Wildwood Way features a variety of upland habitats including a meadow and forests. A variety of upland songbirds may be seen along Wildwood Way and occasionally views of the lake. There are two trailheads. One approach is at the pavilion at the north end of the lake and the other is next to the restrooms at the south end of the lake. Wildwood Way passes through the Olewine Nature Center parking area. Wildwood Way and the Towpath Trial combine to form a 3.1 mile loop around the lake. The loop is used extensively for walking, jogging and bike riding, and in winter, cross-country skiing.
The Towpath Trail provides good views of the lake on the east and a remnant of the Pennsylvania Canal on the west. It is a good place to see wetland birds, songbirds, and turtles basking on logs in the canal. The trail runs from the pavilion at the north end of the lake to the restrooms at the south end. The Towpath and Wildwood Way combine to form a 3.1 mile loop around the lake. The loop is used extensively for walking, jogging and bike riding, and in winter, cross-country skiing.
The East Shore Trail parallels the edge of the lake and passes through wet woodlands that border an area containing mature hardwood trees. A variety of wetland birds and upland songbirds may be seen here. A highlight of the trail is the large sycamore tree at the edge of the lake at about the mid-point of the trail. It can be viewed from an adjacent bridge. There are two trailheads off Wildwood Way. Because this is a fragile trail, bicycles are not permitted.
Tall Timbers Trail drops from a ridge into a gorge, then climbs up a steep incline to the adjacent ridge. Log steps are helpful in getting down to the bottom of the gorge and up the other side but it is still a difficult hike. One ridge contains mature beech, maples and mixed hardwoods. Birds here are primarily upland songbirds. In spring wildflowers can be abundant. The trail is entered from Wildwood Way either across from the northern trailhead of the East Shore Trail or across from the meadow. Bikes are not permitted on this trail.
Fox Run Trail leads hikers through one of the most pristine areas in Wildwood Park. With the bog bridges, hikers are able to keep their feet dry while enjoying and preserving sensitive habitat.
Naturalists at Wildwood Park expect to find the improved habitat an excellent breeding area for frogs, salamanders, and wildflowers.
The Delta Boardwalk meanders through a marsh and wet woodland where a variety of wetland and upland birds may be seen. The marsh is an important nesting area for wetland birds such as Canada geese, various ducks and red-winged blackbirds. You can approach the boardwalk from Wildwood Way at the base of the hill behind Olewine Nature Center or from Wildwood Way near the bridge over Paxton Creek. No bicycles, roller blades or skateboards are permitted on the boardwalk. Bicycles must be walked on the boardwalk.

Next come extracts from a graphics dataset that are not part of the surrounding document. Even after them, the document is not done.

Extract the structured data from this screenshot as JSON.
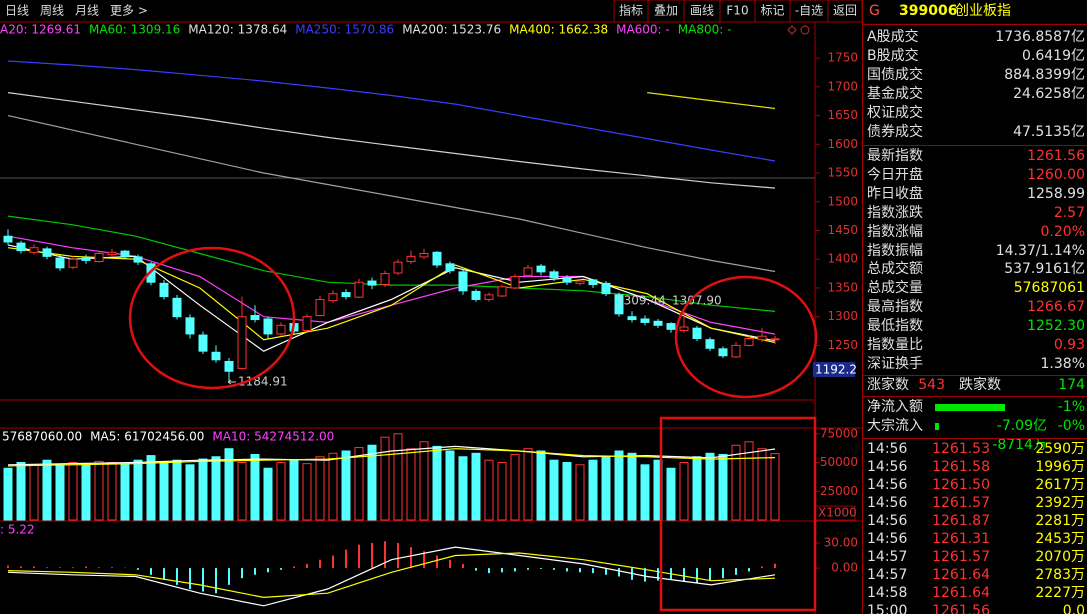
{
  "toolbar": {
    "periods": [
      "日线",
      "周线",
      "月线",
      "更多 >"
    ],
    "buttons": [
      "指标",
      "叠加",
      "画线",
      "F10",
      "标记",
      "-自选",
      "返回"
    ]
  },
  "chart_data": [
    {
      "type": "candlestick",
      "legend": [
        {
          "text": "A20: 1269.61",
          "color": "#ff40ff"
        },
        {
          "text": "MA60: 1309.16",
          "color": "#00e600"
        },
        {
          "text": "MA120: 1378.64",
          "color": "#e0e0e0"
        },
        {
          "text": "MA250: 1570.86",
          "color": "#3c3cff"
        },
        {
          "text": "MA200: 1523.76",
          "color": "#e0e0e0"
        },
        {
          "text": "MA400: 1662.38",
          "color": "#ffff00"
        },
        {
          "text": "MA600: -",
          "color": "#ff40ff"
        },
        {
          "text": "MA800: -",
          "color": "#00e600"
        }
      ],
      "up_color": "#ff3232",
      "down_color": "#54ffff",
      "candles": [
        [
          1440,
          1452,
          1425,
          1430
        ],
        [
          1428,
          1432,
          1410,
          1415
        ],
        [
          1412,
          1426,
          1408,
          1420
        ],
        [
          1418,
          1422,
          1400,
          1405
        ],
        [
          1402,
          1408,
          1380,
          1385
        ],
        [
          1386,
          1405,
          1383,
          1400
        ],
        [
          1402,
          1408,
          1392,
          1398
        ],
        [
          1396,
          1414,
          1394,
          1410
        ],
        [
          1408,
          1418,
          1404,
          1412
        ],
        [
          1414,
          1416,
          1400,
          1405
        ],
        [
          1404,
          1408,
          1390,
          1395
        ],
        [
          1392,
          1395,
          1355,
          1360
        ],
        [
          1358,
          1364,
          1330,
          1335
        ],
        [
          1332,
          1338,
          1295,
          1300
        ],
        [
          1298,
          1304,
          1262,
          1270
        ],
        [
          1268,
          1274,
          1235,
          1240
        ],
        [
          1238,
          1250,
          1220,
          1225
        ],
        [
          1222,
          1228,
          1184.91,
          1205
        ],
        [
          1210,
          1335,
          1208,
          1300
        ],
        [
          1302,
          1320,
          1290,
          1295
        ],
        [
          1296,
          1300,
          1262,
          1270
        ],
        [
          1270,
          1290,
          1266,
          1285
        ],
        [
          1288,
          1292,
          1270,
          1275
        ],
        [
          1276,
          1304,
          1274,
          1300
        ],
        [
          1302,
          1336,
          1300,
          1330
        ],
        [
          1328,
          1346,
          1324,
          1340
        ],
        [
          1342,
          1348,
          1330,
          1335
        ],
        [
          1334,
          1366,
          1332,
          1360
        ],
        [
          1362,
          1368,
          1348,
          1355
        ],
        [
          1356,
          1380,
          1352,
          1375
        ],
        [
          1376,
          1400,
          1372,
          1395
        ],
        [
          1396,
          1415,
          1392,
          1405
        ],
        [
          1404,
          1418,
          1400,
          1410
        ],
        [
          1412,
          1414,
          1385,
          1390
        ],
        [
          1392,
          1396,
          1375,
          1380
        ],
        [
          1378,
          1382,
          1338,
          1345
        ],
        [
          1344,
          1348,
          1326,
          1330
        ],
        [
          1330,
          1342,
          1326,
          1338
        ],
        [
          1336,
          1356,
          1334,
          1352
        ],
        [
          1350,
          1374,
          1348,
          1370
        ],
        [
          1372,
          1390,
          1368,
          1385
        ],
        [
          1388,
          1392,
          1372,
          1378
        ],
        [
          1378,
          1382,
          1362,
          1368
        ],
        [
          1368,
          1372,
          1355,
          1360
        ],
        [
          1358,
          1366,
          1354,
          1362
        ],
        [
          1364,
          1366,
          1350,
          1356
        ],
        [
          1358,
          1362,
          1336,
          1340
        ],
        [
          1338,
          1342,
          1300,
          1305
        ],
        [
          1300,
          1309.44,
          1290,
          1295
        ],
        [
          1296,
          1302,
          1285,
          1290
        ],
        [
          1292,
          1296,
          1280,
          1285
        ],
        [
          1288,
          1290,
          1272,
          1278
        ],
        [
          1276,
          1307.9,
          1272,
          1282
        ],
        [
          1280,
          1284,
          1258,
          1262
        ],
        [
          1260,
          1264,
          1240,
          1245
        ],
        [
          1244,
          1248,
          1228,
          1232
        ],
        [
          1230,
          1256,
          1228,
          1250
        ],
        [
          1250,
          1268,
          1248,
          1262
        ],
        [
          1260,
          1280,
          1256,
          1266
        ],
        [
          1260,
          1266.67,
          1252.3,
          1261.56
        ]
      ],
      "ma_lines": [
        {
          "color": "#3c3cff",
          "values": [
            1745,
            1738,
            1730,
            1720,
            1710,
            1698,
            1685,
            1670,
            1650,
            1630,
            1610,
            1590,
            1570.86
          ]
        },
        {
          "color": "#d0d0d0",
          "values": [
            1690,
            1675,
            1660,
            1645,
            1628,
            1612,
            1598,
            1584,
            1570,
            1557,
            1545,
            1533,
            1523.76
          ]
        },
        {
          "color": "#a0a0a0",
          "values": [
            1650,
            1625,
            1600,
            1575,
            1550,
            1530,
            1510,
            1490,
            1470,
            1445,
            1420,
            1398,
            1378.64
          ]
        },
        {
          "color": "#00c800",
          "values": [
            1475,
            1460,
            1440,
            1410,
            1380,
            1360,
            1355,
            1355,
            1350,
            1345,
            1335,
            1320,
            1309.16
          ]
        },
        {
          "color": "#e0e000",
          "values": [
            null,
            null,
            null,
            null,
            null,
            null,
            null,
            null,
            null,
            null,
            1690,
            1676,
            1662.38
          ]
        },
        {
          "color": "#ff40ff",
          "values": [
            1440,
            1420,
            1405,
            1370,
            1300,
            1290,
            1320,
            1350,
            1370,
            1370,
            1330,
            1290,
            1269.61
          ]
        },
        {
          "color": "#ffffff",
          "values": [
            1425,
            1400,
            1405,
            1320,
            1240,
            1290,
            1330,
            1385,
            1360,
            1370,
            1330,
            1280,
            1258
          ]
        },
        {
          "color": "#ffff00",
          "values": [
            1420,
            1405,
            1400,
            1350,
            1260,
            1280,
            1320,
            1390,
            1350,
            1365,
            1340,
            1280,
            1255
          ]
        }
      ],
      "annotations": [
        "1184.91",
        "1309.44",
        "1307.90"
      ],
      "cursor_label": "1192.2",
      "ylim": [
        1155,
        1785
      ],
      "yticks": [
        1750,
        1700,
        1650,
        1600,
        1550,
        1500,
        1450,
        1400,
        1350,
        1300,
        1250
      ]
    },
    {
      "type": "bar",
      "header": "57687060.00",
      "legend": [
        {
          "text": "MA5: 61702456.00",
          "color": "#ffffff"
        },
        {
          "text": "MA10: 54274512.00",
          "color": "#ff40ff"
        }
      ],
      "values": [
        45000,
        50000,
        48000,
        52000,
        47000,
        50000,
        48000,
        51000,
        50000,
        49000,
        52000,
        56000,
        50000,
        52000,
        48000,
        53000,
        55000,
        62000,
        50000,
        57000,
        45000,
        50000,
        52000,
        49000,
        55000,
        58000,
        60000,
        63000,
        65000,
        72000,
        75000,
        62000,
        68000,
        64000,
        60000,
        55000,
        58000,
        52000,
        50000,
        57000,
        62000,
        60000,
        52000,
        50000,
        48000,
        52000,
        55000,
        60000,
        58000,
        48000,
        52000,
        45000,
        50000,
        55000,
        58000,
        57000,
        65000,
        68000,
        62000,
        57687.06
      ],
      "ma_lines": [
        {
          "color": "#ffffff",
          "values": [
            48000,
            49000,
            50000,
            52000,
            53000,
            52000,
            60000,
            64000,
            60000,
            55000,
            56000,
            54000,
            61702.456
          ]
        },
        {
          "color": "#ffff00",
          "values": [
            47000,
            48000,
            49000,
            51000,
            52000,
            53000,
            57000,
            62000,
            60000,
            56000,
            55000,
            53000,
            54274.512
          ]
        }
      ],
      "unit_label": "X1000",
      "ylim": [
        0,
        80000
      ],
      "yticks": [
        75000,
        50000,
        25000
      ]
    },
    {
      "type": "macd",
      "legend": [
        {
          "text": ": 5.22",
          "color": "#ff40ff"
        }
      ],
      "values": [
        3,
        2,
        2,
        1,
        1,
        1,
        2,
        1,
        1,
        0.5,
        -2,
        -8,
        -14,
        -20,
        -25,
        -28,
        -30,
        -20,
        -12,
        -8,
        -5,
        -2,
        2,
        5,
        10,
        15,
        22,
        28,
        30,
        32,
        30,
        25,
        20,
        15,
        10,
        5,
        -3,
        -6,
        -5,
        -4,
        -2,
        -1,
        -2,
        -4,
        -5,
        -6,
        -8,
        -10,
        -14,
        -16,
        -15,
        -14,
        -16,
        -18,
        -15,
        -12,
        -8,
        -4,
        2,
        5.22
      ],
      "lines": [
        {
          "color": "#ffffff",
          "values": [
            -5,
            -8,
            -10,
            -30,
            -45,
            -25,
            10,
            25,
            15,
            5,
            -10,
            -20,
            -8
          ]
        },
        {
          "color": "#ffff00",
          "values": [
            -3,
            -5,
            -8,
            -20,
            -35,
            -30,
            -5,
            15,
            18,
            10,
            -2,
            -15,
            -12
          ]
        }
      ],
      "ylim": [
        -50,
        55
      ],
      "yticks": [
        {
          "value": 30,
          "label": "30.00"
        },
        {
          "value": 0,
          "label": "0.00"
        }
      ]
    }
  ],
  "panel": {
    "code_prefix": "G",
    "code": "399006",
    "name": "创业板指",
    "turnover": [
      {
        "label": "A股成交",
        "value": "1736.8587亿"
      },
      {
        "label": "B股成交",
        "value": "0.6419亿"
      },
      {
        "label": "国债成交",
        "value": "884.8399亿"
      },
      {
        "label": "基金成交",
        "value": "24.6258亿"
      },
      {
        "label": "权证成交"
      },
      {
        "label": "债券成交",
        "value": "47.5135亿"
      }
    ],
    "stats": [
      {
        "label": "最新指数",
        "value": "1261.56",
        "color": "#ff3232"
      },
      {
        "label": "今日开盘",
        "value": "1260.00",
        "color": "#ff3232"
      },
      {
        "label": "昨日收盘",
        "value": "1258.99",
        "color": "#e0e0e0"
      },
      {
        "label": "指数涨跌",
        "value": "2.57",
        "color": "#ff3232"
      },
      {
        "label": "指数涨幅",
        "value": "0.20%",
        "color": "#ff3232"
      },
      {
        "label": "指数振幅",
        "value": "14.37/1.14%",
        "color": "#e0e0e0"
      },
      {
        "label": "总成交额",
        "value": "537.9161亿",
        "color": "#e0e0e0"
      },
      {
        "label": "总成交量",
        "value": "57687061",
        "color": "#ffff00"
      },
      {
        "label": "最高指数",
        "value": "1266.67",
        "color": "#ff3232"
      },
      {
        "label": "最低指数",
        "value": "1252.30",
        "color": "#00e600"
      },
      {
        "label": "指数量比",
        "value": "0.93",
        "color": "#ff3232"
      },
      {
        "label": "深证换手",
        "value": "1.38%",
        "color": "#e0e0e0"
      }
    ],
    "breadth": {
      "up_label": "涨家数",
      "up": 543,
      "down_label": "跌家数",
      "down": 174
    },
    "flows": [
      {
        "label": "净流入额",
        "value": "-7.09亿",
        "pct": "-1%"
      },
      {
        "label": "大宗流入",
        "value": "-8714万",
        "pct": "-0%"
      }
    ],
    "ticks": [
      [
        "14:56",
        "1261.53",
        "2590万"
      ],
      [
        "14:56",
        "1261.58",
        "1996万"
      ],
      [
        "14:56",
        "1261.50",
        "2617万"
      ],
      [
        "14:56",
        "1261.57",
        "2392万"
      ],
      [
        "14:56",
        "1261.87",
        "2281万"
      ],
      [
        "14:56",
        "1261.31",
        "2453万"
      ],
      [
        "14:57",
        "1261.57",
        "2070万"
      ],
      [
        "14:57",
        "1261.64",
        "2783万"
      ],
      [
        "14:58",
        "1261.64",
        "2227万"
      ],
      [
        "15:00",
        "1261.56",
        "0.0"
      ]
    ]
  }
}
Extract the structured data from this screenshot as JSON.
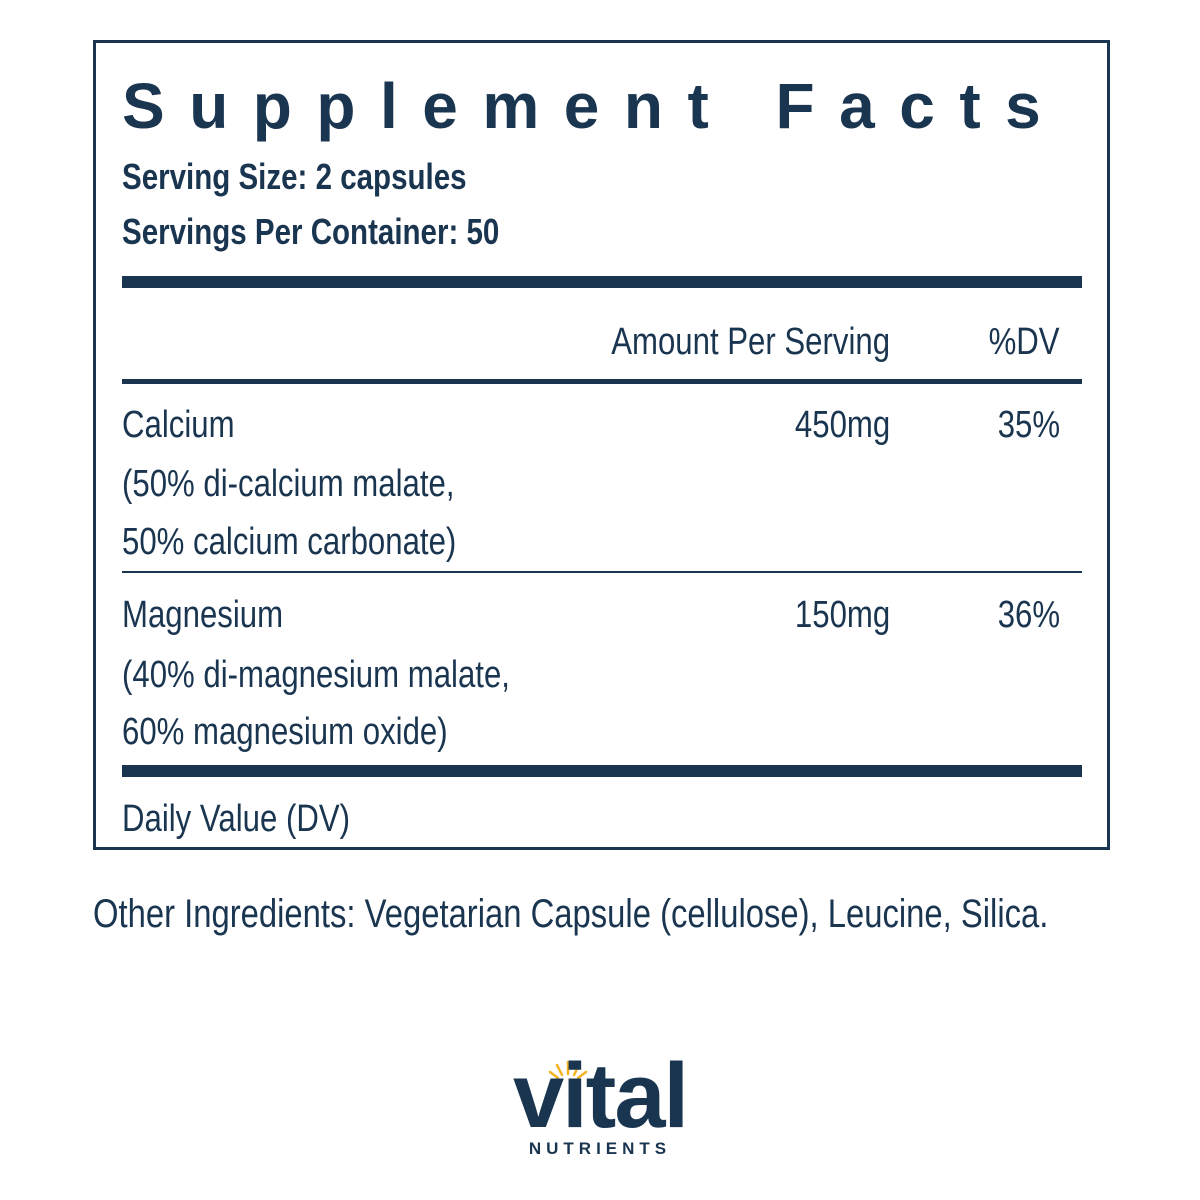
{
  "title": "Supplement Facts",
  "serving_size": "Serving Size: 2 capsules",
  "servings_per_container": "Servings Per Container: 50",
  "table": {
    "header": [
      "Amount Per Serving",
      "%DV"
    ],
    "rows": [
      {
        "name": "Calcium",
        "detail": [
          "(50% di-calcium malate,",
          "50% calcium carbonate)"
        ],
        "amount": "450mg",
        "dv": "35%"
      },
      {
        "name": "Magnesium",
        "detail": [
          "(40% di-magnesium malate,",
          "60% magnesium oxide)"
        ],
        "amount": "150mg",
        "dv": "36%"
      }
    ]
  },
  "footnote": "Daily Value (DV)",
  "other_ingredients": "Other Ingredients: Vegetarian Capsule (cellulose), Leucine, Silica.",
  "logo": {
    "name": "vital",
    "subtitle": "NUTRIENTS"
  }
}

The North Boardwalk winds through a wet woodland and marsh. The blind at the end of the walkway provides excellent bird watching for much of the year. Wetland birds and a variety of marsh plants are abundant along the walk. The trailhead is on Wildwood Way just north of Wildwood Way crossing Paxton Creek. No bicycles, roller blades or skateboards are permitted on the boardwalk. Bicycles must be walked on the boardwalk.